In terms of the United States, the Environmental Protection Agency estimates that up to $1 trillion will have to be spent on upgrading U.S. water infrastructure over the next few years. The country’s aging infrastructure, much of which is more than 100 years old and has long exceeded its useful life, is in a state of utter disrepair. In the United States alone, the network of drinking water pipes extends more than 700,000 miles – more than four times the length of the National Highway System. This all adds up to the need for new reservoirs, better water canals and more efficient irrigation systems. And Israel is a world leader in the necessary technology for making such repairs.

How To Invest

There are 3 ways to try and profit from the global water problem.

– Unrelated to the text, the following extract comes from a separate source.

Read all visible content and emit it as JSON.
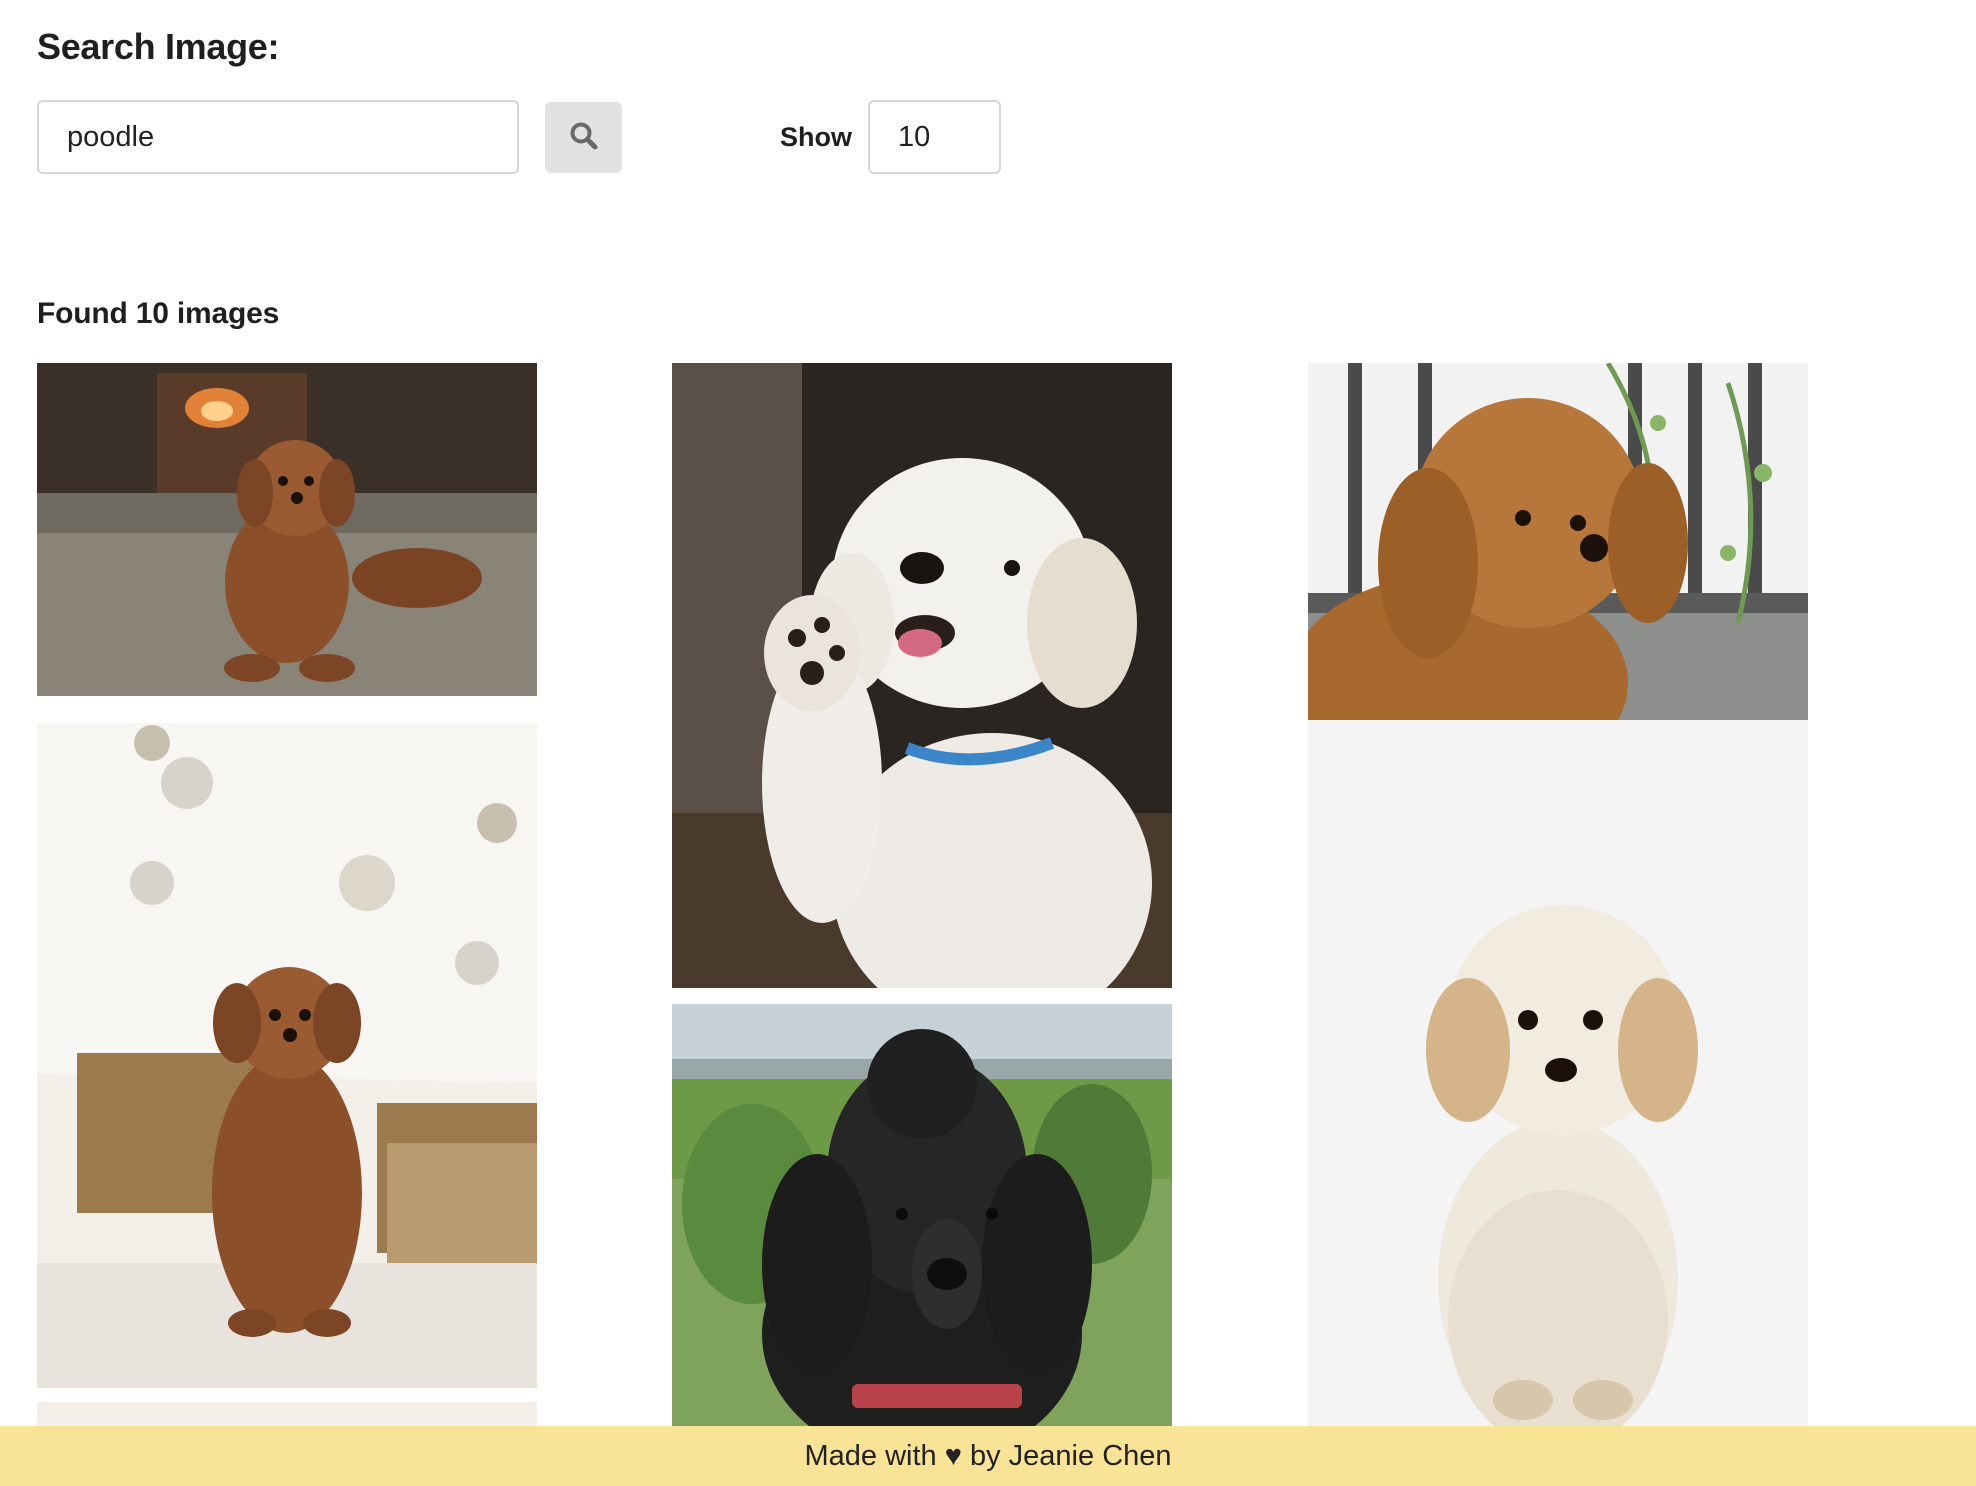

  • Private Investment – For investors who have very large sums of money, investing directly in companies that are investing in water technologies is an option. There is no shortage of local, Israeli companies looking for investment capital. Keep in mind that investing in private companies comes with high risk and high reward.
  • Individual Stocks- For the majority of investors, investing in private companies comes with one prohibitive barrier of entry and that’s the huge amount of money needed to invest. For those that don’t have a spare million, individual stocks that trade in public markets is an option. There are plenty of publicly traded companies that work in the water industry.
  • Exchange Traded Funds - Investors looking for both more diversification and not wanting to have to pick water stocks, can buy one of the water ETFs PowerShares Water Resources Portfolio (NYSEARCA:PHO), PowerShares Global Water (NYSEARCA:PIO), Guggenheim S&P Global Water Index (NYSEARCA:CGW), and First Trust ISE Water Index (NYSEARCA:FIW) that trade on the stock exchange. Here you get a basket of stocks that are focused on the water industry and instead of buying 1-2 companies, you get a fund that is investing in many more shares, thus helping diversify your holdings.

Get Advice

In light of the above, improving the water infrastructure is set to be a popular investment theme for many years to come. To consider whether investing in water would be right for you, speak with your financial adviser to see if there is room in your portfolio to invest in water.